В Римской республике тоже были встроены ограничения против вечного засилья одних и тех же лиц. Высшие магистраты (консулы) избирались ежегодно, коллегиально по двое, и не могли занимать пост два срока подряд. Сенат – орган аристократии – фактически правил, но формально решения принимались народными собраниями и трибунами плебеев, что позволяло балансировать интересы. Однако к II—I вв. до н.э. ситуация изменилась: Рим стал сверхдержавой, богачи накопили несметные состояния, а мелкие землевладельцы обнищали. Возник острый конфликт между традиционной элитой (сенатскими кланами, называвшими себя optimates – «лучшие люди») и новыми народными лидерами (populares – «народниками»), которые апеллировали к плебсу против сенатской олигархии. Популяры сами часто были выходцами из знати, но искали опору в массе простолюдинов, чтобы пробить реформы и сломить сопротивление замкнутого сенатского круга. Первые такие реформаторы – братья Гракхи (II век до н.э.) – пытались перераспределить общественные земли беднякам, ослабив власть латифундистов. Оба были убиты сторонниками сенатской «партии», что запустило цикл насилия. Затем полководец Гай Марий (новый человек из италийской провинции) провёл военные реформы, давшие плебеям службу и землю, – в противовес сенатскому укладу. Позже Юлий Цезарь, опираясь на популярную поддержку (и армию), фактически уничтожил республиканскую олигархию, став диктатором. В каждом случае наблюдалась одинаковая схема: популярный лидер обвиняет старую элиту в корысти и призывает народ поддержать обновление власти. Иногда за этим стояли идеалы (равноправие плебеев, помощь бедным), иногда чисто личные амбиции – обычно и то и другое. Римские populares видели в сенате закостеневшую олигархию и пытались её сломать, опираясь на низы, – но итоги были противоречивы. Гракхам не дали провести реформы, Марий втянул Рим в гражданские распри, а Цезарь, свергнув олигархов, установил свою монополию (впоследствии перераставшую в империю). Римский опыт учит: если мирные институциональные механизмы ротации элит слабы, назревает взрыв – харизматик возглавляет народный гнев и сметает старую элиту, но результатом может стать вовсе не народовластие, а новая автократия. Тем не менее, сам феномен «римских популистов» вошёл в историю как ранний пример антиэлитного движения, когда низы и часть «контр-элиты» (обиженные члены верхушки) союзничают ради перестройки системы.
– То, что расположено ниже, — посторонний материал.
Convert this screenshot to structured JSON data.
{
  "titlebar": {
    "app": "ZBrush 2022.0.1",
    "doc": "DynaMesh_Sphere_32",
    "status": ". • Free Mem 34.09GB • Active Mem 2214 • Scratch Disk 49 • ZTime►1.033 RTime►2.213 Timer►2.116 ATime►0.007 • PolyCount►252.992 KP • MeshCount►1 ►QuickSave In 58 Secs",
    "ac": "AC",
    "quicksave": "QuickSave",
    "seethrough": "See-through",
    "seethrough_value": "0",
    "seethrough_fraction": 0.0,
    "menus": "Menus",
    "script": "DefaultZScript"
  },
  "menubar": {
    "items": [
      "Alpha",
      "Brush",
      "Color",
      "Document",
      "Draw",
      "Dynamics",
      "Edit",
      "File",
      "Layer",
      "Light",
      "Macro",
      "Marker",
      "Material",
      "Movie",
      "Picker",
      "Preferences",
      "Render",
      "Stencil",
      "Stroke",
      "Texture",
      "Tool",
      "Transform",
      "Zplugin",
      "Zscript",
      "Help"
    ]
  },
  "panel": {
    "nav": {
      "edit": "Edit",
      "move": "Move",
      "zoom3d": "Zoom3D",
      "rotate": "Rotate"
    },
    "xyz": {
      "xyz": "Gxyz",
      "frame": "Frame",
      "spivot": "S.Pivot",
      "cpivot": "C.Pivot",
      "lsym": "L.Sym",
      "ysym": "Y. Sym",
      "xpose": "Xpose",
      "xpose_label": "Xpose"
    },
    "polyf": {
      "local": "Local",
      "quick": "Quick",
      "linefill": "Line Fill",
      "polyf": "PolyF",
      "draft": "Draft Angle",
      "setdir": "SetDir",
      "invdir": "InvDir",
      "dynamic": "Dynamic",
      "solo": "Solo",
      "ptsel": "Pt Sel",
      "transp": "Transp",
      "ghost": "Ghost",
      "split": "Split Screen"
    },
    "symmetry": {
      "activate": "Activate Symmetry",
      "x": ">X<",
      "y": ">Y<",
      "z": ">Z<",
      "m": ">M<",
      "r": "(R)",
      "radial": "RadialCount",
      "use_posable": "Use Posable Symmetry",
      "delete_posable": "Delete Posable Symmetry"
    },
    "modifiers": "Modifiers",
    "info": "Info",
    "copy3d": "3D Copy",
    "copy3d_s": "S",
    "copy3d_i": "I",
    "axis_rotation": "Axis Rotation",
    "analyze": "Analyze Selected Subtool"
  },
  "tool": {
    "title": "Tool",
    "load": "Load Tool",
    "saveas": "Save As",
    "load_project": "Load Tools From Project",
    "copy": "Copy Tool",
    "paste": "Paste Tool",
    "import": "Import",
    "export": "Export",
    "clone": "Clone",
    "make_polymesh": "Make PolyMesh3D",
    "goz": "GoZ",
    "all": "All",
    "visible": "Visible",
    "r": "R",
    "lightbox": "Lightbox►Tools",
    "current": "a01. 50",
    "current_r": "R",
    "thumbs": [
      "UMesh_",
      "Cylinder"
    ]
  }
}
Средние века: от Китая до Англии – меритократия против наследия
В феодальную эпоху общества были сословными и мобильность элит ограниченной. Тем важнее те инновации, которые всё же открывали пути «новым людям» подняться.
Один из поразительных примеров – китайская императорская экзаменационная система (кэцзюй), зародившаяся ещё при династии Хань, а окончательно оформленная с VII века и просуществовавшая более тысячи лет. Китай придумал, по сути, первую в мире масштабную меритократическую бюрократию. Любой мужчина – теоретически независимо от происхождения – мог пройти многоуровневые экзамены (уездные, провинциальные, придворные) по канонам Конфуция и классическим наукам, чтобы получить должность чиновника. Конечно, на практике требовались годы учёбы и деньги на подготовку, поэтому больше шансов имели выходцы из зажиточных семей. Хотя реально многие успешно пробивались из низов: сын крестьянина или торговца мог стать высокопоставленным мандарином.
На практике подготовка требовала десятилетий и средств, доступных не более чем 15 % населения, а экзамены проверяли преимущественно знание конфуцианского канона. Современные историки инноваций (Needham, Goldstone) сходятся во мнении, что узость критериев и доминирование текстоведческой учёности привели к постепенному падению технологической креативности: с XV в. Поднебесная теряла позиции в пороховой, навигационной и механической областях. Итог – почти пятисотлетний «высокий застой», когда бюрократия регулярно обновлялась новыми фамилиями, но не новыми идеями. Китайский пример показывает риск меритократии, оторванной от рынка инноваций: формальная циркуляция элит без реального интеллектуального разнообразия тормозит прогресс.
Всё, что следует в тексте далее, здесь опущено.